Previously identified breaches of regulations had led to necessary improvements. We found there had been an increase in the number of staff on each shift from the previous inspection in August 2014. A deputy manager had been appointed and would be starting at Deneside Court at the end of February 2015. People at the home, their friends and relatives told us there were some previous occasions when there were not enough staff on duty.

Staff had been receiving regular supervision and appraisals, and the current systems to regularly assess and monitor the quality of services were effective. However additional breaches of the regulations were also identified during the course of this inspection. We found the recording of people’s medicines was not managed safely as we found some medicine records were inaccurate and did not support the safe administration of medicines. We also found monthly weight charts had been inconsistently completed, and there were gaps in the risk assessment support plans.
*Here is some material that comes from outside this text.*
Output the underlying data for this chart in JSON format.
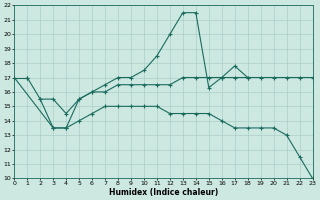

People and their relatives told us staff treated people with kindness. We saw caring interactions between people and staff and there was a friendly atmosphere around the home. People told us they enjoyed the meals at the home although one relative told us that the standard of meals had dropped since the chef was promoted within the company. Recruitment practices at the service were thorough, appropriate and safe. Staff told us morale had improved following the manager’s return to the home. All of the staff we spoke with felt the manager was supportive and approachable.

Relatives we spoke with told us, “There have been some issues with my son’s care but now I feel the place is on the up.” Another relative told us, “Staff are really good with my [relative], which is all that matters”. “We have had some concerns in the past but feel confident now the manager is back”.

We found two breaches of the Health and Social Care Act 2008 (Regulated Activities) Regulations 2010. You can see what action we have told the provider to take at the back of the full version of this report.